Dans le même temps, et je vais un peu entrer dans les détails, donc, soyez prévenus, le monde de Céraline, lui, paraît futuriste, ou en tout cas différent du nôtre par l'omniprésence d'une technologie avancée. Je dois dire que le frigo qui se remplit tout seul, ce serait mon rêve, donc Père Noël, si vous passez par là, pensez à mes petits souliers dans quelques mois, merci !
Plus sérieusement, les habitants de ce monde, comme Céraline, n'ont plus aucune contrainte dans le domaine domestique. Ils sont libérés des contingences matérielles et peuvent ainsi se consacrer à l'essentiel. De fait, les relations humaines semblent, dans ce monde-là, bien différentes des nôtres, plus profondes, plus suivies, plus importantes...

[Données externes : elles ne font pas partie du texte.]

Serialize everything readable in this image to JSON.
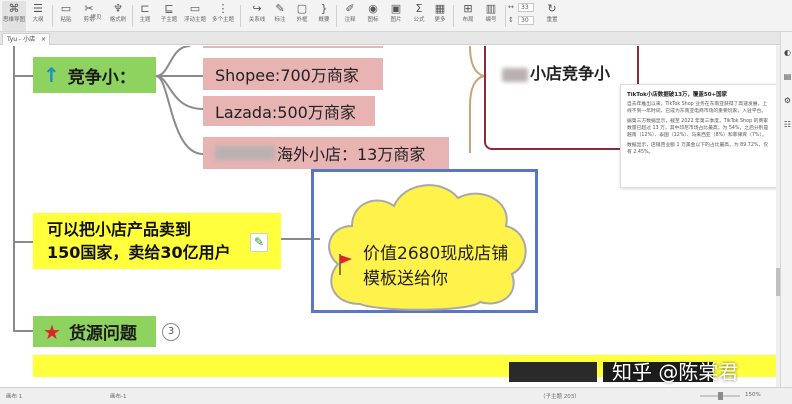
{
  "toolbar": {
    "items": [
      {
        "label": "思维导图",
        "icon": "mindmap-icon"
      },
      {
        "label": "大纲",
        "icon": "outline-icon"
      },
      {
        "label": "粘贴",
        "icon": "paste-icon"
      },
      {
        "label": "剪切",
        "icon": "cut-icon"
      },
      {
        "label": "拷贝",
        "icon": "copy-icon"
      },
      {
        "label": "格式刷",
        "icon": "format-brush-icon"
      },
      {
        "label": "主题",
        "icon": "topic-icon"
      },
      {
        "label": "子主题",
        "icon": "subtopic-icon"
      },
      {
        "label": "浮动主题",
        "icon": "floating-topic-icon"
      },
      {
        "label": "多个主题",
        "icon": "multi-topic-icon"
      },
      {
        "label": "关系线",
        "icon": "relation-icon"
      },
      {
        "label": "标注",
        "icon": "callout-icon"
      },
      {
        "label": "外框",
        "icon": "boundary-icon"
      },
      {
        "label": "概要",
        "icon": "summary-icon"
      },
      {
        "label": "注释",
        "icon": "note-icon"
      },
      {
        "label": "图标",
        "icon": "marker-icon"
      },
      {
        "label": "图片",
        "icon": "image-icon"
      },
      {
        "label": "公式",
        "icon": "formula-icon"
      },
      {
        "label": "更多",
        "icon": "more-icon"
      },
      {
        "label": "布局",
        "icon": "layout-icon"
      },
      {
        "label": "编号",
        "icon": "numbering-icon"
      },
      {
        "label": "重置",
        "icon": "reset-icon"
      }
    ],
    "spacing_values": [
      "33",
      "30"
    ]
  },
  "doc_tab": {
    "label": "Tyu - 小店"
  },
  "mindmap": {
    "competition_label": "竞争小：",
    "shopee": "Shopee:700万商家",
    "lazada": "Lazada:500万商家",
    "overseas_suffix": "海外小店：13万商家",
    "sell_line1": "可以把小店产品卖到",
    "sell_line2": "150国家，卖给30亿用户",
    "cloud_line1": "价值2680现成店铺",
    "cloud_line2": "模板送给你",
    "supply_label": "货源问题",
    "supply_badge": "3",
    "right_box_suffix": "小店竞争小"
  },
  "notes_panel": {
    "title": "TikTok小店数据破13万，覆盖50+国家",
    "p1": "自去年推出以来，TikTok Shop 业务在东南亚获得了高速发展，上线不到一年时间，已成为东南亚电商市场的重要玩家，入驻平台。",
    "p2": "据第三方数据显示，截至 2022 年第三季度，TikTok Shop 的商家数量已超过 13 万，其中印尼市场占比最高，为 54%，之后分别是越南（12%）、泰国（12%）、马来西亚（8%）和菲律宾（7%）。",
    "p3": "数据显示，店铺营业额 1 万美金以下的占比最高，为 89.72%，仅有 2.45%。"
  },
  "status": {
    "left": "画布 1",
    "mid": "画布-1",
    "topics": "（子主题 203）",
    "zoom": "150%"
  },
  "watermark": "知乎 @陈棠君",
  "colors": {
    "pink": "#e7b3b3",
    "green": "#8ed25f",
    "yellow": "#ffff3c",
    "selection": "#5a76c7",
    "box_border": "#8c2a3c",
    "arrow": "#1a8fc7",
    "star": "#d9262b"
  }
}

Les questions de pouvoir, de domination, d'argent, de gloire, tout ce qui fait nos faiblesses humaines dans cette dimension qui est la nôtre, n'ont pas prise dans cette autre dimension et on y semble, allez, soyons fou, lançons le mot : heureux. Simplement, intrinsèquement heureux. Les choses ne sont sans doute pas aussi simple que cela, il faudrait passer plus de temps dans ce contexte pour en juger.
Mais, une chose est certaine, le temps n'est absolument pas une préoccupation pour les habitants de ce monde. La question ne les effleure même pas. On ne cherche pas à le gagner, à l'étendre, à le rentabiliser, à le multiplier... On le vit, et c'est tout. Mais on ne peut pas vivre sans non plus. Et, lorsque la saignée s'accentue, c'est la substance même de ce monde qu'on vide, comme par un siphon.

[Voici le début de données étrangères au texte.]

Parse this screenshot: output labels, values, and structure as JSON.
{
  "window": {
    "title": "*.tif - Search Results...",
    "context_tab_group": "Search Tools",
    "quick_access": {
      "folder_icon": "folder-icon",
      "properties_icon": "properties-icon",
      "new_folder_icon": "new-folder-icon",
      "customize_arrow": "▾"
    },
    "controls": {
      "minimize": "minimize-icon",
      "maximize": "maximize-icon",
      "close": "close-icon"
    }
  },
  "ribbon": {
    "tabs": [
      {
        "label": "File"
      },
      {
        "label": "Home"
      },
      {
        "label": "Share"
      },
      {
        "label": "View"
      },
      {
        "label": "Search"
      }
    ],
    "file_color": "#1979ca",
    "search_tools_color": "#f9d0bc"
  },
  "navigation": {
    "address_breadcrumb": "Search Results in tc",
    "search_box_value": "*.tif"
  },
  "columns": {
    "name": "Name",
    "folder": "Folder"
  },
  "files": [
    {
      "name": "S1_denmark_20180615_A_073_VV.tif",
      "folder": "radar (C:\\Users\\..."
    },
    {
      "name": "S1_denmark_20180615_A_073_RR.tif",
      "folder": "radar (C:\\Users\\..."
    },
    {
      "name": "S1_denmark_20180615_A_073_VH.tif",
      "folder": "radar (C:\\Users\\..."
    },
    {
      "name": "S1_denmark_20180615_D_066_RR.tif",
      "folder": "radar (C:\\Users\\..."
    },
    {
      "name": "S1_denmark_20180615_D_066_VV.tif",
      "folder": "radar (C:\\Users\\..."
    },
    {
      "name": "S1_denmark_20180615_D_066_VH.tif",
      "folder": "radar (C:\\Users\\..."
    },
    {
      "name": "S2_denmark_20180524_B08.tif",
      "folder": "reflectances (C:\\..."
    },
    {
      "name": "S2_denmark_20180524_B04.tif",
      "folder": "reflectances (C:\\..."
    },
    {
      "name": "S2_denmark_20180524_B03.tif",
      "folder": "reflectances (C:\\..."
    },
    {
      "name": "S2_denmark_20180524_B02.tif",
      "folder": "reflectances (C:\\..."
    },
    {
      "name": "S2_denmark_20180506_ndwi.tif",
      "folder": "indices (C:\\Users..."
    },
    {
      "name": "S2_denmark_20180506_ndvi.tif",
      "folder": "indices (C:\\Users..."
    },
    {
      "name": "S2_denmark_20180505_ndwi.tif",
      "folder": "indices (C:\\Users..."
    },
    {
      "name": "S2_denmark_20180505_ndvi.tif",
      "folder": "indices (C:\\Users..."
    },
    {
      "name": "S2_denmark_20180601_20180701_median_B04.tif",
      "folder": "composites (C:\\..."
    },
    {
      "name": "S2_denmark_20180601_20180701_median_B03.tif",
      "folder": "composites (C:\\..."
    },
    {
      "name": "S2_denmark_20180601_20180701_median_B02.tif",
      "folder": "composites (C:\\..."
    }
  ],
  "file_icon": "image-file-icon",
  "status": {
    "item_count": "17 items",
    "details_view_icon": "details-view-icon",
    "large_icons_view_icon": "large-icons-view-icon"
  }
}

C'est cet effet, involontaire (mais le savoir changerait-il quelque chose ?), de vases communicants qui est au centre de cette histoire. Mais aussi la folle détermination de Céraline pour y remédier. Cela passe certainement par un changement de mentalité du monde vampire qui aspire avec gloutonnerie le temps de son monde.
Mais, pas d'ail, de pieu, de crucifix, cette fois. Ce monstre-là, on ne s'en débarrasse pas aussi facilement. Car il s'agit de modifier des mentalités et des comportements profondément ancrés dans la majorité des habitants de ce monde. Un golem composé de plusieurs milliards d'êtres qui trouvent leur confort, l'illusion d'un bien-être parfait...

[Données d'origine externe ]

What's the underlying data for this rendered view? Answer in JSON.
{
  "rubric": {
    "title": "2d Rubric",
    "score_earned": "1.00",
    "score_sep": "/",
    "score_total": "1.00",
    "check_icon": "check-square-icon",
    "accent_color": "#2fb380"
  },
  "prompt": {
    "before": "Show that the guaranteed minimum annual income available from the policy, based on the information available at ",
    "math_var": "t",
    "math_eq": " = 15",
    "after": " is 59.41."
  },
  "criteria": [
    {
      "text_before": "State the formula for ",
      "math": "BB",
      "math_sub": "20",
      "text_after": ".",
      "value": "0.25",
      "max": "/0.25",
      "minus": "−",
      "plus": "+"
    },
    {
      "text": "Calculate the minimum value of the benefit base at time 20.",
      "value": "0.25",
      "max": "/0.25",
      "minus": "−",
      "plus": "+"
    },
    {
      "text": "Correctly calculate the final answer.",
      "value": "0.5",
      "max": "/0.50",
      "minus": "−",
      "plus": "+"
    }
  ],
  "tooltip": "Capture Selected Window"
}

Alors, il va falloir se démener et chercher d'autres moyens que la simple irruption dans ce monde inconscient du mal qu'il fait. Et, quand je dis "démener", vous n'imaginez sans doute pas à quel point ! Ni même le parcours du combattant démentiel qui attend la jeune femme, véritable héroïne de ce roman, son personnage le plus positif, aussi.
Tout ce que je raconte peut sembler dramatique, et ça l'est. Mais, Lou Jan parvient, pour partie, à insuffler à son histoire pas mal de drôlerie par des situations très souvent décalées et un imaginaire foisonnant. Tout au long de lectures, on va de surprises en surprises et de rebondissements en rebondissements. Avec trois personnages qui doivent s'adapter, et vite. Et là, le naturel revient immédiatement au galop.
Un mot sur le style de Lou Jan, assez surprenant, lorsqu'on le rapporte au genre qu'elle a choisi. Pas de longues phrases, de grandes descriptions, c'est une écriture très simple, un peu sèche, peut-être. On se cantonne souvent au sujet/verbe/complément, parfois même moins encore. Ce n'est pas désagréable, mais c'est vrai qu'on s'attendrait plus à retrouver cette façon d'écrire dans un roman de littérature dite blanche.
Que cela ne vous freine pas, bien au contraire. On se rapproche, avec "Sale temps", des contes philosophiques d'antan et l'étiquette science-fiction est peut-être un peu trop restrictive. Mais je crois que ce petit livre, auquel Rivière Blanche donne sa chance, a de quoi distraire autant que faire réfléchir, ce qui est, après tout, une des raisons d'être de la lecture.